Another problem with quantum measure
Let’s play around with the quantum measure some more. Specifically, let’s posit a theory T that claims that the quantum measure of our universe is increasing—say by 50% each day. Why could this be happening? Well, here’s a quasi-justification for it: imagine there are lots and lots of of universes, most of them in chaotic random states, jumping around to other chaotic random states, in accordance with the usual laws of quantum mechanics. Occasionally, one of them will partially tunnel, by chance, into the same state our universe is in—and then will evolve forwards in time exactly as our universe is. Over time, we’ll accumulate an ever-growing measure.
That theory sounds pretty unlikely, no matter what feeble attempts are made to justify it. But T is observationally indistinguishable from our own universe, and has a non-zero probability of being true. It’s the reverse of the (more likely) theory presented here, in which the quantum measure was being constantly diminished.

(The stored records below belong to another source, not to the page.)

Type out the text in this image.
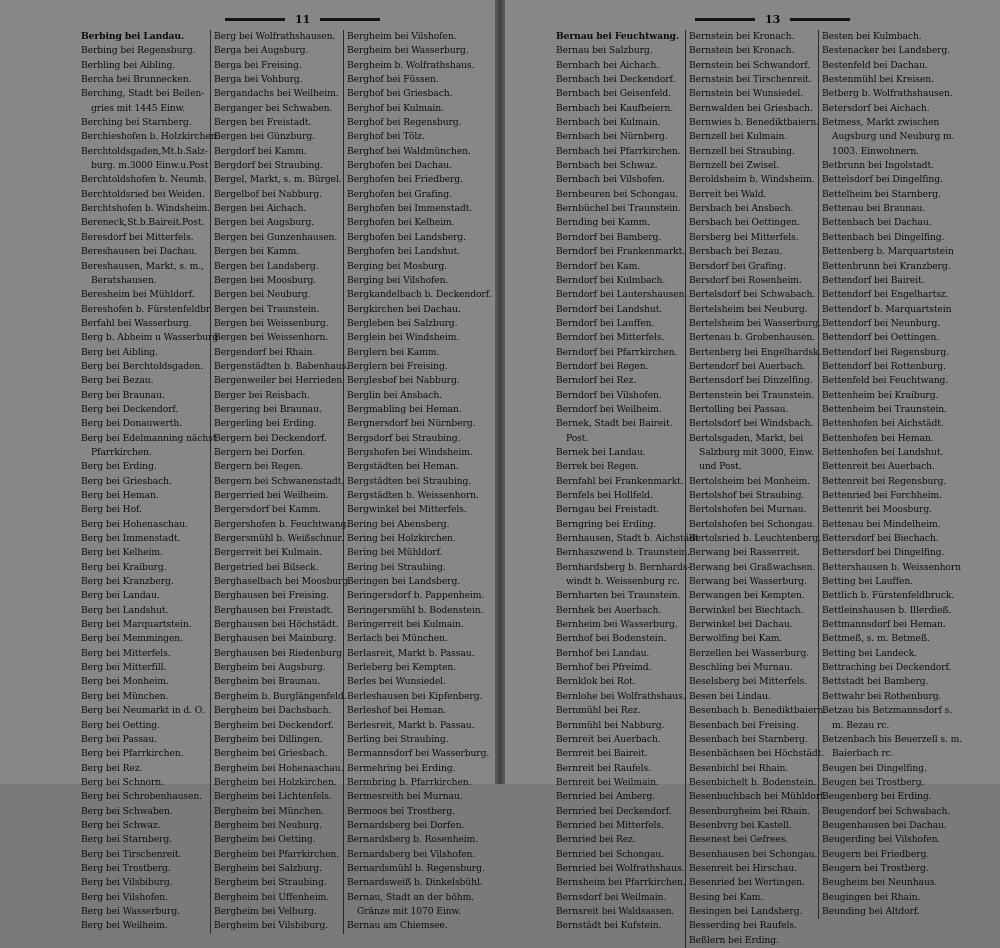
11
Berbing bei Landau.
Berbing bei Regensburg.
Berbling bei Aibling.
Bercha bei Brunnecken.
Berching, Stadt bei Beilen-
gries mit 1445 Einw.
Berching bei Starnberg.
Berchieshofen b. Holzkirchen.
Berchtoldsgaden,Mt.b.Salz-
burg. m.3000 Einw.u.Post
Berchtoldshofen b. Neumb.
Berchtoldsried bei Weiden.
Berchtshofen b. Windsheim.
Bereneck,St.b.Baireit.Post.
Beresdorf bei Mitterfels.
Bereshausen bei Dachau.
Bereshausen, Markt, s. m.,
Beratshausen.
Beresheim bei Mühldorf.
Bereshofen b. Fürstenfeldbr.
Berfahl bei Wasserburg.
Berg b. Abheim u Wasserburg
Berg bei Aibling.
Berg bei Berchtoldsgaden.
Berg bei Bezau.
Berg bei Braunau.
Berg bei Deckendorf.
Berg bei Donauwerth.
Berg bei Edelmanning nächst
Pfarrkirchen.
Berg bei Erding.
Berg bei Griesbach.
Berg bei Heman.
Berg bei Hof.
Berg bei Hohenaschau.
Berg bei Immenstadt.
Berg bei Kelheim.
Berg bei Kraiburg.
Berg bei Kranzberg.
Berg bei Landau.
Berg bei Landshut.
Berg bei Marquartstein.
Berg bei Memmingen.
Berg bei Mitterfels.
Berg bei Mitterfill.
Berg bei Monheim.
Berg bei München.
Berg bei Neumarkt in d. O.
Berg bei Oetting.
Berg bei Passau.
Berg bei Pfarrkirchen.
Berg bei Rez.
Berg bei Schnorn.
Berg bei Schrobenhausen.
Berg bei Schwaben.
Berg bei Schwaz.
Berg bei Starnberg.
Berg bei Tirschenreit.
Berg bei Trostberg.
Berg bei Vilsbiburg.
Berg bei Vilshofen.
Berg bei Wasserburg.
Berg bei Weilheim.
Berg bei Wolfrathshausen.
Berga bei Augsburg.
Berga bei Freising.
Berga bei Vohburg.
Bergandachs bei Weilheim.
Berganger bei Schwaben.
Bergen bei Freistadt.
Bergen bei Günzburg.
Bergdorf bei Kamm.
Bergdorf bei Straubing.
Bergel, Markt, s. m. Bürgel.
Bergelbof bei Nabburg.
Bergen bei Aichach.
Bergen bei Augsburg.
Bergen bei Gunzenhausen.
Bergen bei Kamm.
Bergen bei Landsberg.
Bergen bei Moosburg.
Bergen bei Neuburg.
Bergen bei Traunstein.
Bergen bei Weissenburg.
Bergen bei Weissenhorn.
Bergendorf bei Rhain.
Bergenstädten b. Babenhaus.
Bergenweiler bei Herrieden.
Berger bei Reisbach.
Bergering bei Braunau.
Bergerling bei Erding.
Bergern bei Deckendorf.
Bergern bei Dorfen.
Bergern bei Regen.
Bergern bei Schwanenstadt.
Bergerried bei Weilheim.
Bergersdorf bei Kamm.
Bergershofen b. Feuchtwang.
Bergersmühl b. Weißschnur.
Bergerreit bei Kulmain.
Bergetried bei Bilseck.
Berghaselbach bei Moosburg.
Berghausen bei Freising.
Berghausen bei Freistadt.
Berghausen bei Höchstädt.
Berghausen bei Mainburg.
Berghausen bei Riedenburg.
Bergheim bei Augsburg.
Bergheim bei Braunau.
Bergheim b. Burglängenfeld.
Bergheim bei Dachsbach.
Bergheim bei Deckendorf.
Bergheim bei Dillingen.
Bergheim bei Griesbach.
Bergheim bei Hohenaschau.
Bergheim bei Holzkirchen.
Bergheim bei Lichtenfels.
Bergheim bei München.
Bergheim bei Neuburg.
Bergheim bei Oetting.
Bergheim bei Pfarrkirchen.
Bergheim bei Salzburg.
Bergheim bei Straubing.
Bergheim bei Uffenheim.
Bergheim bei Velburg.
Bergheim bei Vilsbiburg.
Bergheim bei Vilshofen.
Bergheim bei Wasserburg.
Bergheim b. Wolfrathshaus.
Berghof bei Füssen.
Berghof bei Griesbach.
Berghof bei Kulmain.
Berghof bei Regensburg.
Berghof bei Tölz.
Berghof bei Waldmünchen.
Berghofen bei Dachau.
Berghofen bei Friedberg.
Berghofen bei Grafing.
Berghofen bei Immenstadt.
Berghofen bei Kelheim.
Berghofen bei Landsberg.
Berghofen bei Landshut.
Berging bei Mosburg.
Berging bei Vilshofen.
Bergkandelbach b. Deckendorf.
Bergkirchen bei Dachau.
Bergleben bei Salzburg.
Berglein bei Windsheim.
Berglern bei Kamm.
Berglern bei Freising.
Berglesbof bei Nabburg.
Berglin bei Ansbach.
Bergmabling bei Heman.
Bergnersdorf bei Nürnberg.
Bergsdorf bei Straubing.
Bergshofen bei Windsheim.
Bergstädten bei Heman.
Bergstädten bei Straubing.
Bergstädten b. Weissenhorn.
Bergwinkel bei Mitterfels.
Bering bei Abensberg.
Bering bei Holzkirchen.
Bering bei Mühldorf.
Bering bei Straubing.
Beringen bei Landsberg.
Beringersdorf b. Pappenheim.
Beringersmühl b. Bodenstein.
Beringerreit bei Kulmain.
Berlach bei München.
Berlasreit, Markt b. Passau.
Berleberg bei Kempten.
Berles bei Wunsiedel.
Berleshausen bei Kipfenberg.
Berleshof bei Heman.
Berlesreit, Markt b. Passau.
Berling bei Straubing.
Bermannsdorf bei Wasserburg.
Bermehring bei Erding.
Bermbring b. Pfarrkirchen.
Bermesreith bei Murnau.
Bermoos bei Trostberg.
Bernardsberg bei Dorfen.
Bernardsberg b. Rosenheim.
Bernardsberg bei Vilshofen.
Bernardsmühl b. Regensburg.
Bernardsweiß b. Dinkelsbühl.
Bernau, Stadt an der böhm.
Gränze mit 1070 Einw.
Bernau am Chiemsee.
13
Bernau bei Feuchtwang.
Bernau bei Salzburg.
Bernbach bei Aichach.
Bernbach bei Deckendorf.
Bernbach bei Geisenfeld.
Bernbach bei Kaufbeiern.
Bernbach bei Kulmain.
Bernbach bei Nürnberg.
Bernbach bei Pfarrkirchen.
Bernbach bei Schwaz.
Bernbach bei Vilshofen.
Bernbeuren bei Schongau.
Bernbüchel bei Traunstein.
Bernding bei Kamm.
Berndorf bei Bamberg.
Berndorf bei Frankenmarkt.
Berndorf bei Kam.
Berndorf bei Kulmbach.
Berndorf bei Lautershausen.
Berndorf bei Landshut.
Berndorf bei Lauffen.
Berndorf bei Mitterfels.
Berndorf bei Pfarrkirchen.
Berndorf bei Regen.
Berndorf bei Rez.
Berndorf bei Vilshofen.
Berndorf bei Weilheim.
Bernek, Stadt bei Baireit.
Post.
Bernek bei Landau.
Berrek bei Regen.
Bernfahl bei Frankenmarkt.
Bernfels bei Hollfeld.
Berngau bei Freistadt.
Berngring bei Erding.
Bernhausen, Stadt b. Aichstädt
Bernhaszwend b. Traunstein.
Bernhardsberg b. Bernhards-
windt b. Weissenburg rc.
Bernharten bei Traunstein.
Bernhek bei Auerbach.
Bernheim bei Wasserburg.
Bernhof bei Bodenstein.
Bernhof bei Landau.
Bernhof bei Pfreimd.
Bernklok bei Rot.
Bernlohe bei Wolfrathshaus.
Bernmühl bei Rez.
Bernmühl bei Nabburg.
Bernreit bei Auerbach.
Bernreit bei Baireit.
Bernreit bei Raufels.
Bernreit bei Weilmain.
Bernried bei Amberg.
Bernried bei Deckendorf.
Bernried bei Mitterfels.
Bernried bei Rez.
Bernried bei Schongau.
Bernried bei Wolfrathshaus.
Bernsheim bei Pfarrkirchen.
Bernsdorf bei Weilmain.
Bernsreit bei Waldsassen.
Bernstädt bei Kufstein.
Bernstein bei Kronach.
Bernstein bei Kronach.
Bernstein bei Schwandorf.
Bernstein bei Tirschenreit.
Bernstein bei Wunsiedel.
Bernwalden bei Griesbach.
Bernwies b. Benediktbaiern.
Bernzell bei Kulmain.
Bernzell bei Straubing.
Bernzell bei Zwisel.
Beroldsheim b. Windsheim.
Berreit bei Wald.
Bersbach bei Ansbach.
Bersbach bei Oettingen.
Bersberg bei Mitterfels.
Bersbach bei Bezau.
Bersdorf bei Grafing.
Bersdorf bei Rosenheim.
Bertelsdorf bei Schwabach.
Bertelsheim bei Neuburg.
Bertelsheim bei Wasserburg.
Bertenau b. Grobenhausen.
Bertenberg bei Engelhardsk.
Bertendorf bei Auerbach.
Bertensdorf bei Dinzelfing.
Bertenstein bei Traunstein.
Bertolling bei Passau.
Bertolsdorf bei Windsbach.
Bertolsgaden, Markt, bei
Salzburg mit 3000, Einw.
und Post.
Bertolsheim bei Monheim.
Bertolshof bei Straubing.
Bertolshofen bei Murnau.
Bertolshofen bei Schongau.
Bertolsried b. Leuchtenberg.
Berwang bei Rasserreit.
Berwang bei Graßwachsen.
Berwang bei Wasserburg.
Berwangen bei Kempten.
Berwinkel bei Biechtach.
Berwinkel bei Dachau.
Berwolfing bei Kam.
Berzellen bei Wasserburg.
Beschling bei Murnau.
Beselsberg bei Mitterfels.
Besen bei Lindau.
Besenbach b. Benediktbaiern.
Besenbach bei Freising.
Besenbach bei Starnberg.
Besenbächsen bei Höchstädt.
Besenbichl bei Rhain.
Besenbichelt b. Bodenstein.
Besenbuchbach bei Mühldorf.
Besenburgheim bei Rhain.
Besenbvrg bei Kastell.
Besenest bei Gefrees.
Besenhausen bei Schongau.
Besenreit bei Hirschau.
Besenried bei Wertingen.
Besing bei Kam.
Besingen bei Landsberg.
Besserding bei Raufels.
Beßlern bei Erding.
Besten bei Kulmbach.
Bestenacker bei Landsberg.
Bestenfeld bei Dachau.
Bestenmühl bei Kreisen.
Betberg b. Wolfrathshausen.
Betersdorf bei Aichach.
Betmess, Markt zwischen
Augsburg und Neuburg m.
1003. Einwohnern.
Betbrunn bei Ingolstadt.
Bettelsdorf bei Dingelfing.
Bettelheim bei Starnberg.
Bettenau bei Braunau.
Bettenbach bei Dachau.
Bettenbach bei Dingelfing.
Bettenberg b. Marquartstein
Bettenbrunn bei Kranzberg.
Bettendorf bei Baireit.
Bettendorf bei Engelhartsz.
Bettendorf b. Marquartstein
Bettendorf bei Neunburg.
Bettendorf bei Oettingen.
Bettendorf bei Regensburg.
Bettendorf bei Rottenburg.
Bettenfeld bei Feuchtwang.
Bettenheim bei Kraiburg.
Bettenheim bei Traunstein.
Bettenhofen bei Aichstädt.
Bettenhofen bei Heman.
Bettenhofen bei Landshut.
Bettenreit bei Auerbach.
Bettenreit bei Regensburg.
Bettenried bei Forchheim.
Bettenrit bei Moosburg.
Bettenau bei Mindelheim.
Bettersdorf bei Biechach.
Bettersdorf bei Dingelfing.
Bettershausen b. Weissenhorn
Betting bei Lauffen.
Bettlich b. Fürstenfeldbruck.
Bettleinshausen b. Illerdieß.
Bettmannsdorf bei Heman.
Bettmeß, s. m. Betmeß.
Betting bei Landeck.
Bettraching bei Deckendorf.
Bettstadt bei Bamberg.
Bettwahr bei Rothenburg.
Betzau bis Betzmannsdorf s.
m. Bezau rc.
Betzenbach bis Beuerzell s. m.
Baierbach rc.
Beugen bei Dingelfing.
Beugen bei Trostberg.
Beugenberg bei Erding.
Beugendorf bei Schwabach.
Beugenhausen bei Dachau.
Beugerding bei Vilshofen.
Beugern bei Friedberg.
Beugern bei Trostberg.
Beugheim bei Neunhaus.
Beugingen bei Rhain.
Beunding bei Altdorf.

And it’s very bad news for theories that treat the quantum measure (squared) as akin to a probability, without ever renormalising. It implies that one must continually sacrifice for the long-term: any pleasure today is wasted, as that pleasure will be weighted so much more tomorrow, next week, next year, next century… A slight fleeting smile on the face of the last human is worth more than all the ecstasy of the previous trillions.
One solution to the “quantum measure is continually diminishing” problem was to note that as the measure of the universe diminished, it would eventually get so low that that any alternative, non-measure diminishing theory, not matter how initially unlikely, would predominate. But that solution is not available here—indeed, that argument runs in reverse, and makes the situation worse. No matter how initially unlikely the “quantum measure is continually increasing” theory is, eventually, the measure will become so high that it completely dominates all other theories.